The load for a single appliance is usually in the range of 5–15 watts, which isn't a whole lot. But that small amount adds up fast when you consider all the devices in a typical home, and the number of homes across the country. Experts say that phantom loads accounts for as much as 5% of total U.S. electricity use—that's more than $3 billion annually! With those numbers, the phantom load starts looking more like a phantom menace.
The simplest and surest way to reduce your phantom load is to unplug things when you're not using them. The problem with this method, of course, is its sheer inconvenience, especially if you have to crawl around on the floor or reach behind furniture to get to the plug.
If unplugging isn't feasible, consider these load-reducing tips:
Replace rechargeables. Instead of using power to constantly recharge the batteries of your cordless phone, electric shaver, vacuum, and so on, switch to the old-fashioned kind (you know, with a cord). Unplug the corded shaver when you're not using it, or go even more retro and use the kind of razor and toothbrush that don't need any electricity at all.
Go solar. Use solar power to charge portable gadgets. You can buy solar-powered chargers to power up everything from MP3 players to cellphones to laptops. These can be pricey, though, depending on the device you want to charge. For example, you can pick up a solar charger for your cellphone or iPod for around $20; for a laptop, they start at around $150. (Of course, after you buy the device, the sunlight is free.) You can buy them from Solar Style (http://solarstylemiami.com) or Solio (http://store.solio.com), or go to www.amazon.com and search for solar charger.
Use a power strip with an on/off switch.

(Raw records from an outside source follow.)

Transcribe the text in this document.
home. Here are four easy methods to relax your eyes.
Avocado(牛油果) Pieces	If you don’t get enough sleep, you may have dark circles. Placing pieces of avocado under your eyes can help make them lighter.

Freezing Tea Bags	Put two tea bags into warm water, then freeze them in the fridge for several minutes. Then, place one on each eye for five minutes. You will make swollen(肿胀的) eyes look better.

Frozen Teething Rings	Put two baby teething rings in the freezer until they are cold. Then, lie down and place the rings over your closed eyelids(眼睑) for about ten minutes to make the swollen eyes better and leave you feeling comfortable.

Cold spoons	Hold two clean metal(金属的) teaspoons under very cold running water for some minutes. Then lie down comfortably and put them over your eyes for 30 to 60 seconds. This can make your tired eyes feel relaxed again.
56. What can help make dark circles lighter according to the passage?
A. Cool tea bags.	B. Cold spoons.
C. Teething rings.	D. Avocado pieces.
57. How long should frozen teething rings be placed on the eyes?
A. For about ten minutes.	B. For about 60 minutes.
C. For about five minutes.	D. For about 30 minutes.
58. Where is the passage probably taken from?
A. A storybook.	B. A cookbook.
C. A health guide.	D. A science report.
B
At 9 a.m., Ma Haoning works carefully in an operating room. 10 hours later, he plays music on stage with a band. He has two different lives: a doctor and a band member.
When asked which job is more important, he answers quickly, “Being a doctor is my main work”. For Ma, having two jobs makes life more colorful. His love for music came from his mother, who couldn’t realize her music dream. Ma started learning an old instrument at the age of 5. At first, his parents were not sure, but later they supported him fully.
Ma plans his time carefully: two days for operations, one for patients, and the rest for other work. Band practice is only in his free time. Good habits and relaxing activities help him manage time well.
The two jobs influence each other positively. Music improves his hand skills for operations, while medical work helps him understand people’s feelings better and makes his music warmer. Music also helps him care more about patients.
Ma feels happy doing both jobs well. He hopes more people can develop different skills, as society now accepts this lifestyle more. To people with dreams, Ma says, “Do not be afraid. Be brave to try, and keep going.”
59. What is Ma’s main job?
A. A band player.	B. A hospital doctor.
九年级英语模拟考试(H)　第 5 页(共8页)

If you have several devices that you use together—like a computer and a printer or a TV and a video-game console—plug them into a single power strip or surge protector. When you're finished using them, turn off the strip. The main challenge with this method is remembering to switch off the strip.
Try a smart power strip. If it's too much trouble to unplug devices or switch off their power strips, consider getting a "smart" power strip. When you plug a device into one of these gizmos, it can tell when you're not using the device and adjust the power accordingly. There are two kinds of smart power strips (some even come with a remote, which is handy when the strip is in a hard-to-reach area, like under your desk or behind the sofa):
A master outlet controls the other outlets. When this kind of strip senses a decrease in power use by whatever's plugged into the master outlet, it turns off the other outlets, too. This works well for office equipment: Plug your computer into the master outlet and your printer, desk lamp, fax machine, and so on into the other outlets, for example. When you shut down the computer, the strip also powers off everything else. To see this in action, check out BITS Limited's Smart Strip (http://bitsltd.net).
An occupancy sensor monitors activity. These strips figure out whether each outlet is being used and turns them off or on accordingly. Watt Stopper's Isolé model uses this approach (www.wattstopper.com).
As you might guess, smart power strips create their own phantom load, but it's minimal. The BITS Smart Strip, for example, uses just 0.28 watts while in standby.